Shareholder Vote Paves Way For Completion Of Brookfield-GGP Merger
GGP stock pricing held steady today after the retail REIT announced its shareholders had approved Brookfield Property Partners' offer to buy the second-largest U.S. mall owner. Brookfield's stock price dropped to $20.27/share.
The deal, first announced in March, would give GGP shareholders a $23.50 cash dividend, and a choice of one share of Brookfield stock or ownership in a new REIT for every GGP common share. The total cash consideration was valued at $9.25B, and the overall deal is valued at $15B. Brookfield already owned 34% of GGP stock.
The two REITs have been in merger discussions since last year. Brookfield's first offer in November 2017, with a cash consideration of $7.4B, was considered too low by GGP shareholders and rejected. Unibail's $16B acquisition of Westfield in December 2017 led Brookfield to go back to the drawing board.

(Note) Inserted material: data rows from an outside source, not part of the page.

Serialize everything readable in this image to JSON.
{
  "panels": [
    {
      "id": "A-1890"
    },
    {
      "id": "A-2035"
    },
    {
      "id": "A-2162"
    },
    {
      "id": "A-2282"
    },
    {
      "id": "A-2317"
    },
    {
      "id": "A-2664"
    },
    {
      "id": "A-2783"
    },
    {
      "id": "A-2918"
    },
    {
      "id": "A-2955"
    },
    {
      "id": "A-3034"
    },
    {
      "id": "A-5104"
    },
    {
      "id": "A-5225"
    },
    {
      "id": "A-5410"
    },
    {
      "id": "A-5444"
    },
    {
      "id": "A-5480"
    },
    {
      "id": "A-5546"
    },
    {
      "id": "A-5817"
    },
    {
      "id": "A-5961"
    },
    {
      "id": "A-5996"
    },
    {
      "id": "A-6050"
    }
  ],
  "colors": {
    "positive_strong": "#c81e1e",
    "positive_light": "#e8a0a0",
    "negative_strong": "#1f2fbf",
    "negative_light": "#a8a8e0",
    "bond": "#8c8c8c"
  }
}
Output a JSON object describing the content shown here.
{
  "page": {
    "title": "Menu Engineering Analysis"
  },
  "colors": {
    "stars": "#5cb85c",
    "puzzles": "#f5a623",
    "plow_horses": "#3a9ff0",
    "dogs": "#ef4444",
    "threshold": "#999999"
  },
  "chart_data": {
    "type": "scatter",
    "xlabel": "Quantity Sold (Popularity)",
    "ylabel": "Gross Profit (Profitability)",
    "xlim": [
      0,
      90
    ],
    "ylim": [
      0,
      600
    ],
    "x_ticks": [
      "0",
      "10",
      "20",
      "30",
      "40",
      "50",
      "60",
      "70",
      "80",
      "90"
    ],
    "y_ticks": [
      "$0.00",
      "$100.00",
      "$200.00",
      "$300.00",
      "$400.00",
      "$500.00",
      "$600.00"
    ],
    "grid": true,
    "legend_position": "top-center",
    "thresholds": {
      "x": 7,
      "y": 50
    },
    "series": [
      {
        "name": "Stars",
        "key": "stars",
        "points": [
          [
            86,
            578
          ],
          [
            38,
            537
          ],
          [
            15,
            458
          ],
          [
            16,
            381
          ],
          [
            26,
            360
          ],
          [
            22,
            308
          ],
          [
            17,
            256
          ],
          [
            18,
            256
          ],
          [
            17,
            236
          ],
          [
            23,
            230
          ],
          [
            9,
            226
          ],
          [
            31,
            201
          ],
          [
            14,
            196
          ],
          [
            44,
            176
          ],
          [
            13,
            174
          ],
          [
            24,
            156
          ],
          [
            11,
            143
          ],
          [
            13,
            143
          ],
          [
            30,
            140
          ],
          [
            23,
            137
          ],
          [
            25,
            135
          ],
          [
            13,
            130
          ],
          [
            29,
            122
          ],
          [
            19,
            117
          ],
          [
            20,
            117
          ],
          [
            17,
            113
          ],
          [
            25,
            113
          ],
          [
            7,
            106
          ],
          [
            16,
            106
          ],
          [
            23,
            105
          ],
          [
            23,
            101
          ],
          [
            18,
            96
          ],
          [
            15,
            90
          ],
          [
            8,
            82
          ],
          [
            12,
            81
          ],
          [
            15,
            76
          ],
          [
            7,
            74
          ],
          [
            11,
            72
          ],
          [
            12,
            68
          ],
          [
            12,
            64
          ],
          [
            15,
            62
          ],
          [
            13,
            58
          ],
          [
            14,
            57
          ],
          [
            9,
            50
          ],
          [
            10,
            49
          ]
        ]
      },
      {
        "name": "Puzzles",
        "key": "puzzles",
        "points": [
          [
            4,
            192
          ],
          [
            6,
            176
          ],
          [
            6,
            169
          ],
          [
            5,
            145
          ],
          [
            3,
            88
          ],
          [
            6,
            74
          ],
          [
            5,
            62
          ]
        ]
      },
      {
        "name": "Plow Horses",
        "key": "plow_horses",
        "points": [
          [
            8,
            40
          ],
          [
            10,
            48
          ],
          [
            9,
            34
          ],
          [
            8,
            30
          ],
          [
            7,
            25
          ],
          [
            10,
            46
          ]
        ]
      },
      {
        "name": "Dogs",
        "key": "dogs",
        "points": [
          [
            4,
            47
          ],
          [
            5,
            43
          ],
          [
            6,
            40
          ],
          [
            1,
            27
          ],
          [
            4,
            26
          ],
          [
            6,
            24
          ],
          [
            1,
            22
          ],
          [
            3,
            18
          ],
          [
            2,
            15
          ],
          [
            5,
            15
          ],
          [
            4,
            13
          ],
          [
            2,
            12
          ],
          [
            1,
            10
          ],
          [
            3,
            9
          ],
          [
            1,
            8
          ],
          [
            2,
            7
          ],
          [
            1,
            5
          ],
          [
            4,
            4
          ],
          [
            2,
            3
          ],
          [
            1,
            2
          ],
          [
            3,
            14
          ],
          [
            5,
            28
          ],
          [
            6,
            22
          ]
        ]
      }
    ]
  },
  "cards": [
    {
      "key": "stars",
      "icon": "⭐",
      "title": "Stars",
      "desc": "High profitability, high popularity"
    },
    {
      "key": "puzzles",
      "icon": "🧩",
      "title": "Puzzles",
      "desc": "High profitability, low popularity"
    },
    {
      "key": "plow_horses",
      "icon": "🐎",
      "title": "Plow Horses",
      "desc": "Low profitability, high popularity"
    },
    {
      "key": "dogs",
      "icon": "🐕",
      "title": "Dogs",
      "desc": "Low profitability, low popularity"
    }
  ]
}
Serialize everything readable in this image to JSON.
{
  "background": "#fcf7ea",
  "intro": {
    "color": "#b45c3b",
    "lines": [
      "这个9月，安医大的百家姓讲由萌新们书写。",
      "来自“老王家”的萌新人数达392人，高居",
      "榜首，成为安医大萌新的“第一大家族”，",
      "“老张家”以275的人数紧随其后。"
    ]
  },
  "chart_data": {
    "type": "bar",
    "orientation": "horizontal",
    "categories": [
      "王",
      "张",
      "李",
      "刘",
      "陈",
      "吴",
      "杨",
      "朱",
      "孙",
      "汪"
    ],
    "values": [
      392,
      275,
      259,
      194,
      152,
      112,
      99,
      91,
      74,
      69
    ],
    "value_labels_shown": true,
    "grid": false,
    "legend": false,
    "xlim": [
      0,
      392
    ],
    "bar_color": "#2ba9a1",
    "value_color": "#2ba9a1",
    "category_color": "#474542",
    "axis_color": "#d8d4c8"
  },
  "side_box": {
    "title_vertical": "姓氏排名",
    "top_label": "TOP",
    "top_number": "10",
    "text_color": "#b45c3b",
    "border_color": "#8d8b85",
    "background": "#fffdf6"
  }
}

When Brookfield confirmed its sweetened offer in March, analysts argued the bid was still low and would result in undervaluing, and repricing, of Class-A malls. Brookfield hopes to replicate the success it had acquiring GGP-spinoff Rouse two years ago. Brookfield was able to unlock value in Rouse's land holdings for residential, office and commercial redevelopment.
Under CEO Sandeep Mathrani, GGP recovered from the Great Recession with a diversification strategy focused on acquiring and operating street-level retail assets in high-traffic urban core locations.
Brookfield's shareholders already approved the deal, which is expected to be completed next month.